In Field v. Harvey, the Plaintiff was injured in a motor vehicle accident, and consequently brought an ICBC claim for damages. However, the ICBC claim was brought beyond the two year limitation period. The Court was left to determine if the action could be proceed, or if it was statute-barred, and consequently had to be dismissed. Counsel for the Plaintiff submitted that, under the circumstances of this case, the Defendants were estopped from relying on the limitation defence, and raised three forms of estoppel in submissions to the Court. One of these forms of estoppel was estoppel by representation. The Court, however, ruled that the Plaintiff’s claim would be dismissed for being filed beyond the limitation period.
 The plaintiff relies on Canadian Superior Oil Ltd. v. Paddon-Hughes Development Co., 1970 CanLII 3 (SCC),  S.C.R. 932, at para. 19, where the court stated the essential factors giving rise to estoppel as:
(1) A representation or conduct amounting to a representation intended to induce a course of conduct on the part of the person to whom the representation is made.
(2) An act or omission resulting from the representation, whether actual or by conduct, by the person to whom the representation is made.
(3) Detriment to such person as a consequence of the act or omission.
 The plaintiff relies on the case of Revell v. Litwin Construction (1973) Ltd.,  6 B.C.A.C. 243 (“Revell”), which held at p. 15 that “there is no requirement that the conduct, which was relied upon by the person who seeks to raise an estoppel, has been intentionally designed to induce that reliance.” The plaintiff also relies on Revell for the court’s ruling that:
… The issue is not so much whether the reliance was based on unequivocal conduct, as it is whether the conduct, when viewed through the eyes of the party raising the doctrine, was such as would reasonably lead that person to rely upon it [page 16].

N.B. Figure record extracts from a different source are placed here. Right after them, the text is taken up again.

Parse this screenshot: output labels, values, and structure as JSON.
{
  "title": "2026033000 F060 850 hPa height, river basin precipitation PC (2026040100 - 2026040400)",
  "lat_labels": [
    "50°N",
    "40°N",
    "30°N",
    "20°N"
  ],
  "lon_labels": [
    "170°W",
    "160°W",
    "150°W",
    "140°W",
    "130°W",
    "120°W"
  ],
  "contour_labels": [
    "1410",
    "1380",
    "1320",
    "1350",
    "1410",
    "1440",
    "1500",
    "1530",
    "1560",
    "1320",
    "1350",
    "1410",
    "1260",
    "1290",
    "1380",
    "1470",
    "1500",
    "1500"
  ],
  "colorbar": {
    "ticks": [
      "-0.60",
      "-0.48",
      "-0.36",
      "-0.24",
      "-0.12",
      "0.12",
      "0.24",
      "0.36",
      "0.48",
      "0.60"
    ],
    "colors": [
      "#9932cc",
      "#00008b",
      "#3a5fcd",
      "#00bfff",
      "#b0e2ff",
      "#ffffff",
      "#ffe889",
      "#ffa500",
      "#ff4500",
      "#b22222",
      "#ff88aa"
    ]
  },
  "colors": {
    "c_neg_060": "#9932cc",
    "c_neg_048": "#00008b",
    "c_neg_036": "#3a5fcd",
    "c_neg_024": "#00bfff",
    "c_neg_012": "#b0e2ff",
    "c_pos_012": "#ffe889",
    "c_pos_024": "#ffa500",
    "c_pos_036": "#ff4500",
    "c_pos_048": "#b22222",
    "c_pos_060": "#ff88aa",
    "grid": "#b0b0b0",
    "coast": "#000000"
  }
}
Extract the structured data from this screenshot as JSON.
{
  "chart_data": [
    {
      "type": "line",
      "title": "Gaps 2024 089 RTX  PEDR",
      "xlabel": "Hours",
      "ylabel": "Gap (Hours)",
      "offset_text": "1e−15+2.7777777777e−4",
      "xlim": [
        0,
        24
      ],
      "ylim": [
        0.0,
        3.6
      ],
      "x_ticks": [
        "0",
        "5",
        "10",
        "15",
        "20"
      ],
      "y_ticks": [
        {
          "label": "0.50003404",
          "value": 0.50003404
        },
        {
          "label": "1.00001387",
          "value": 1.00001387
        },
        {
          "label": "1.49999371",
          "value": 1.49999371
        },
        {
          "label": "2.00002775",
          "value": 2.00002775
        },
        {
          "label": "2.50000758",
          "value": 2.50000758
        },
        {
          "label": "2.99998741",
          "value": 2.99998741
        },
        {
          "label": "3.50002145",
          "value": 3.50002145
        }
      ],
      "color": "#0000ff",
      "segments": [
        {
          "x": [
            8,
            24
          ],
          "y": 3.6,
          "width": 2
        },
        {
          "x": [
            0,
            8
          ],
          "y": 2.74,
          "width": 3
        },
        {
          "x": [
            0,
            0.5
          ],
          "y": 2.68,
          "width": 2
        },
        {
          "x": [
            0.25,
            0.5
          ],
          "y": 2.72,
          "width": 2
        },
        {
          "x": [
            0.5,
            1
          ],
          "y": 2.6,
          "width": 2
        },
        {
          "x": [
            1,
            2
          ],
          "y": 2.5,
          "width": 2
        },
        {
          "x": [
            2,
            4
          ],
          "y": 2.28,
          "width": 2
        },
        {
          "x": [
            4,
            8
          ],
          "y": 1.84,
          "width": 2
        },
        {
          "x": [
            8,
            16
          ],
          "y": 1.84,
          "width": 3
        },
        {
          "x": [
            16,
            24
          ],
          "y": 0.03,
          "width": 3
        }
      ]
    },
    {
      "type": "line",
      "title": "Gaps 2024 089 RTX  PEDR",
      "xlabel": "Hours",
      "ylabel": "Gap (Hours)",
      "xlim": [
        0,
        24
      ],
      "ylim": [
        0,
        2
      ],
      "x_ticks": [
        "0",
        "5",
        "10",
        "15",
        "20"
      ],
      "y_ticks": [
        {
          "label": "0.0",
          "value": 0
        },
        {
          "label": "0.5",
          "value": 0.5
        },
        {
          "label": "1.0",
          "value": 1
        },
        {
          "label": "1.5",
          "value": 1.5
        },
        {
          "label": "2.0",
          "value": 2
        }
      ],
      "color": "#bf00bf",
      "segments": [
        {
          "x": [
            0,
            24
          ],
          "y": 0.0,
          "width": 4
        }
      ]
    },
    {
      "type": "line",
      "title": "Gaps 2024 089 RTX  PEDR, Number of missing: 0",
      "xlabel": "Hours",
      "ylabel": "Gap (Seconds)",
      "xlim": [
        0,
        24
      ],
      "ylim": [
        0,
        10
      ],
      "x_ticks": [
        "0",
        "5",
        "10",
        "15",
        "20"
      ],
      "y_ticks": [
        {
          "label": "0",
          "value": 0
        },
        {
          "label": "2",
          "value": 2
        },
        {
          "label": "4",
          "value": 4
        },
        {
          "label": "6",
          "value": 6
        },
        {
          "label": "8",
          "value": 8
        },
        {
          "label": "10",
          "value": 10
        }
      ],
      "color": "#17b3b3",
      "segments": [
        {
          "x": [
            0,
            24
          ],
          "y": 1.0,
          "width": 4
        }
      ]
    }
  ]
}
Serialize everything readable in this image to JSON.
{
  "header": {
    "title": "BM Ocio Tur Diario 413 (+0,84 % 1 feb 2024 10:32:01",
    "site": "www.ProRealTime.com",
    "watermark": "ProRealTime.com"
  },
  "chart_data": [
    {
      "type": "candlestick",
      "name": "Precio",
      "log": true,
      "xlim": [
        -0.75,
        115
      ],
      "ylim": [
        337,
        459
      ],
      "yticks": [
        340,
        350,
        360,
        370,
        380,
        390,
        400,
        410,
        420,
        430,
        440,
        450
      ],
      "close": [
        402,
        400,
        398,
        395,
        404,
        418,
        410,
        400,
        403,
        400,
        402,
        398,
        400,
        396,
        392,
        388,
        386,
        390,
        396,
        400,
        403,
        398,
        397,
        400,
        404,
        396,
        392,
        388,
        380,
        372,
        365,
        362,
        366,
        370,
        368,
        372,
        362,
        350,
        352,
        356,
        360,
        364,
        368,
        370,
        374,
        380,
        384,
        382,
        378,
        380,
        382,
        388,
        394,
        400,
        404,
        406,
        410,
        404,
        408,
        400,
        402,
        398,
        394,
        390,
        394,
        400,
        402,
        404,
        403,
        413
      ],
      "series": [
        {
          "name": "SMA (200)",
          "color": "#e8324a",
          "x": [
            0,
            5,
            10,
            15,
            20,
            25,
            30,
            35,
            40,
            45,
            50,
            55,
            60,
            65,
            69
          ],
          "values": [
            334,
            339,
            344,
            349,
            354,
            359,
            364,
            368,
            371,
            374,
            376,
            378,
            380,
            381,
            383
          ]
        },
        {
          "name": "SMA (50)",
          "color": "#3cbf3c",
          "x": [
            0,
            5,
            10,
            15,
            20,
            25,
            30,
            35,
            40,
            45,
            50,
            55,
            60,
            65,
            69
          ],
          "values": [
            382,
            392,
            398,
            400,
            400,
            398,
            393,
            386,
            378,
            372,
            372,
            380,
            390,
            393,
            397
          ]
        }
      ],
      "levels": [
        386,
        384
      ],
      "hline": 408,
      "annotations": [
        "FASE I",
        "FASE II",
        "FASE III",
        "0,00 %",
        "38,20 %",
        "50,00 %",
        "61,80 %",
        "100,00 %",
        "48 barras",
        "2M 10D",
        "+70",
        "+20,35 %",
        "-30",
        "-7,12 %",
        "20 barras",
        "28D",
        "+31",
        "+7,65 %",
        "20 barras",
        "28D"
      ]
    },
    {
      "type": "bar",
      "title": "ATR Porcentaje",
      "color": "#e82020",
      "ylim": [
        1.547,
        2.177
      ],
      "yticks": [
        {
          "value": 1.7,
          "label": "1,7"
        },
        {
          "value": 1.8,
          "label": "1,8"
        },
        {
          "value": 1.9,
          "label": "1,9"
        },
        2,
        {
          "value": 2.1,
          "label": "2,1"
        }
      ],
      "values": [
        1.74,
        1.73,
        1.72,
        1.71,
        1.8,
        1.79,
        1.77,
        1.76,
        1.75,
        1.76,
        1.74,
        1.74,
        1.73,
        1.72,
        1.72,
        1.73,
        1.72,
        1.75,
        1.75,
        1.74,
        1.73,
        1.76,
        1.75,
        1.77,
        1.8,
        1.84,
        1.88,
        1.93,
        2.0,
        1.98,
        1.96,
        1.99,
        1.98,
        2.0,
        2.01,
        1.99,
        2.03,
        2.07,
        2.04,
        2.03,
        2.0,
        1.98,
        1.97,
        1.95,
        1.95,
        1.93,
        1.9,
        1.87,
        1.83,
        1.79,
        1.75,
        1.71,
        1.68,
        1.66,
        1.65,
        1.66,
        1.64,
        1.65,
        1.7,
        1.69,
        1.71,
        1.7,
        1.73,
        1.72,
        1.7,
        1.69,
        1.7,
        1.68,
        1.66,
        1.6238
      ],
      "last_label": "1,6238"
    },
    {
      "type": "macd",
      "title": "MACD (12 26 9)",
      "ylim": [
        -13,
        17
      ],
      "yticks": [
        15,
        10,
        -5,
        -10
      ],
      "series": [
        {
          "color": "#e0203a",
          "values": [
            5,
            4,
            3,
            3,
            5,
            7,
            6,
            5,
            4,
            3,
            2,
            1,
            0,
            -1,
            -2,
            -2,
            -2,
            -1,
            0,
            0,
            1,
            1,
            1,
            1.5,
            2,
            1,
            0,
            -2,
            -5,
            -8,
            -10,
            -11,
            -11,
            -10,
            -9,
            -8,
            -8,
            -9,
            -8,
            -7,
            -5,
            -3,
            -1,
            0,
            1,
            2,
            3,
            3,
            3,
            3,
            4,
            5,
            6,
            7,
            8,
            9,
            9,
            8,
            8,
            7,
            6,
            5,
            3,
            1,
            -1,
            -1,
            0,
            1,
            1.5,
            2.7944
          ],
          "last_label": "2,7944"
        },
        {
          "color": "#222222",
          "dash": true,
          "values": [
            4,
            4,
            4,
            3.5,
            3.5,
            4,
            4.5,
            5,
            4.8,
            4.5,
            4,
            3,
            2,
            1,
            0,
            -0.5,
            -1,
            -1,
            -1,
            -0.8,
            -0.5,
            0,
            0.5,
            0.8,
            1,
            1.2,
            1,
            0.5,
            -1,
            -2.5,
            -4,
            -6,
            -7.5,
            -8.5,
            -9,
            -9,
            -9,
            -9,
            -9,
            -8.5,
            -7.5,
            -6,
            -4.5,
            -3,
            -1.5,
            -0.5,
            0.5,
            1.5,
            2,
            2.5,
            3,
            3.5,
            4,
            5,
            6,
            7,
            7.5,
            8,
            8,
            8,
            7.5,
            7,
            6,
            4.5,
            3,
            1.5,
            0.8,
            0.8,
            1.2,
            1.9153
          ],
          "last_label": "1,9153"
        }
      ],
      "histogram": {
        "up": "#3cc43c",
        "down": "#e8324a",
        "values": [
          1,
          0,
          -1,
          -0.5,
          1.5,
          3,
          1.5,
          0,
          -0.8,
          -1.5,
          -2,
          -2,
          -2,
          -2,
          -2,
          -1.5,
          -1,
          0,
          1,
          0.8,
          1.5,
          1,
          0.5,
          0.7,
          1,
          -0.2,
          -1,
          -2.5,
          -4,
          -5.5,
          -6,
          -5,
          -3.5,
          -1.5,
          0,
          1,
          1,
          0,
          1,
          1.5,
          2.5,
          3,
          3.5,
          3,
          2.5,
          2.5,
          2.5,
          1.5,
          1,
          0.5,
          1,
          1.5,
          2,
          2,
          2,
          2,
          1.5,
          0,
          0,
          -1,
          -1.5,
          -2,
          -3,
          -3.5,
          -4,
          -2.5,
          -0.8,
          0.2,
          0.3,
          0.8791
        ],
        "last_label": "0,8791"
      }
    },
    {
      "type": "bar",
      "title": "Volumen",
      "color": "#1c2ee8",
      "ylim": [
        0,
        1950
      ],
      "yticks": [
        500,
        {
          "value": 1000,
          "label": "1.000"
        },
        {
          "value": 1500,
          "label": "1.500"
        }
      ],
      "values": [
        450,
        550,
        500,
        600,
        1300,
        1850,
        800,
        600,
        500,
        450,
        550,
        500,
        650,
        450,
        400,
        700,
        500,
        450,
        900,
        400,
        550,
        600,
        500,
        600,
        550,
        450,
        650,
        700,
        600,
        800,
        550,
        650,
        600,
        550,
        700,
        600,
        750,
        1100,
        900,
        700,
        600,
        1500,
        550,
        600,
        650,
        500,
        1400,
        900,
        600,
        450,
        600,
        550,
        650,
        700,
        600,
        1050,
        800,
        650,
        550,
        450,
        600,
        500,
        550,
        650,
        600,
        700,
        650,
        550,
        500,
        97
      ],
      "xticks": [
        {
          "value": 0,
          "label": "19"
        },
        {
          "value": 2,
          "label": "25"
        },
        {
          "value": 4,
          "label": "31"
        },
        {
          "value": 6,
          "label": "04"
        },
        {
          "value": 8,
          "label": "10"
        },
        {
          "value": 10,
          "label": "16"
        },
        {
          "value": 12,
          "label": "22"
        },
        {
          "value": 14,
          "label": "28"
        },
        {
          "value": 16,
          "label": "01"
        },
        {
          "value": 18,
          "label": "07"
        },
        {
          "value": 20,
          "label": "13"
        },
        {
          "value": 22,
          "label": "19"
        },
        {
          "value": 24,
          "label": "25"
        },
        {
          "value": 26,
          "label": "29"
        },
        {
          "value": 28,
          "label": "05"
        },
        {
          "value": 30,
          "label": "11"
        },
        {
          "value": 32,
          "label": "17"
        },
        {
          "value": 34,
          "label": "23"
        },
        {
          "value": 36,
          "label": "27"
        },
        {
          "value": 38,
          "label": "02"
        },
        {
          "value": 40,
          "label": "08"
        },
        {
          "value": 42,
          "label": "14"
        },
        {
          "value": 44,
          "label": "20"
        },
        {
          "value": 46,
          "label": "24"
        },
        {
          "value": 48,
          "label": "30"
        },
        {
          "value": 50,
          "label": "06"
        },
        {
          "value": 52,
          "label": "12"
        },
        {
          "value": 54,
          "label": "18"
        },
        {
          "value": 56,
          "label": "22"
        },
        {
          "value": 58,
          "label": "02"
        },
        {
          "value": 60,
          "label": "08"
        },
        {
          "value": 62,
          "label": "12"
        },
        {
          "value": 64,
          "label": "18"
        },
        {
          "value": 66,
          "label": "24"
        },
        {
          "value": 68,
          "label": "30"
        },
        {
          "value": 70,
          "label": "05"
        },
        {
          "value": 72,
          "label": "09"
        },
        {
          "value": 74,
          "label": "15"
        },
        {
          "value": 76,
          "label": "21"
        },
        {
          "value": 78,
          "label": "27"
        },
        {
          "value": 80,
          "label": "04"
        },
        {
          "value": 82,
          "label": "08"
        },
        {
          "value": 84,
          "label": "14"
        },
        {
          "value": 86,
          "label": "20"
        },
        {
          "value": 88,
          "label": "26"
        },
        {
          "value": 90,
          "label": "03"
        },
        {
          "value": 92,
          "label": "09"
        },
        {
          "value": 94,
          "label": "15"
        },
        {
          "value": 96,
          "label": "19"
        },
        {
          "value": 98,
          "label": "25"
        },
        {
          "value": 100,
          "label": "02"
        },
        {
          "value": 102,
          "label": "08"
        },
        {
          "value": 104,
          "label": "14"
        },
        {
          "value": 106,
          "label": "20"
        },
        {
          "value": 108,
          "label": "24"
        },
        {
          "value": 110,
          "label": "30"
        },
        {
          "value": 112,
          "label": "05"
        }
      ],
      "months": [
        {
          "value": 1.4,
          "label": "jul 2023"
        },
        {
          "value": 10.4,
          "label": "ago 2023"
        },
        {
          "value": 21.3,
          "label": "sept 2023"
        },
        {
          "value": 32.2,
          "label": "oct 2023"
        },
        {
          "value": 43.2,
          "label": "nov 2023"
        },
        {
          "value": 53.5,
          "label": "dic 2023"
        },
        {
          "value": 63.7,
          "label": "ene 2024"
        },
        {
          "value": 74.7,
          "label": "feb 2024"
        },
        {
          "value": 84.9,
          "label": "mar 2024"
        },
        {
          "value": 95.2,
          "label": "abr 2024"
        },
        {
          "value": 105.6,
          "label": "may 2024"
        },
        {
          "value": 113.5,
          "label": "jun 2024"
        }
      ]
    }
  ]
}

… What is important is whether his conduct, active or passive, could reasonably have led Litwin to believe that he intended to complete his investment contract, as a consequence of which Litwin was induced substantially to perform its obligations under that contract [page 19].
… The perspective from which the application of the doctrine must be viewed is that of the person who seeks to rely on it and the issue is whether the conduct, when viewed through the eyes of the party raising the doctrine, was such as would reasonably lead that person to rely upon it. The underlying concept is that of unfairness or injustice.
 The plaintiff argues that the December 15, 2008, letter where the adjuster stated: “…all matters herein set out are written without prejudice and for the purpose of negotiating terms for settlement,” and suggesting that the plaintiff retain the massage therapy bill to be discussed “… at the time of settlement” clearly suggested that ICBC, on behalf of the defendants, intended to settle the matter at some time in the future.
 The plaintiff relies solely on the December 15, 2008, letter for her argument that the defence of estoppel can be applied as a defence to the provisions of the Limitation Act. That letter explicitly states: “[n]othing herein contained is or shall be construed as either an admission of liability on the part of the insured or a waiver or extension of any applicable limitation period.”
 A reasonable interpretation of this letter in no way evidences a representation or promise, by convention or otherwise, to waive or extend the applicable limitation period. In my opinion, it does quite the opposite by warning the plaintiff that, although all claims are negotiated toward the goal of settlement, time is still running.
 Limitation periods exist, in part, to encourage plaintiffs to bring their actions in a timely manner. The plaintiff has failed to bring her action in a timely manner and has not satisfied this court that there exists a lawful reason for her failure to comply with the provisions of the Limitation Act.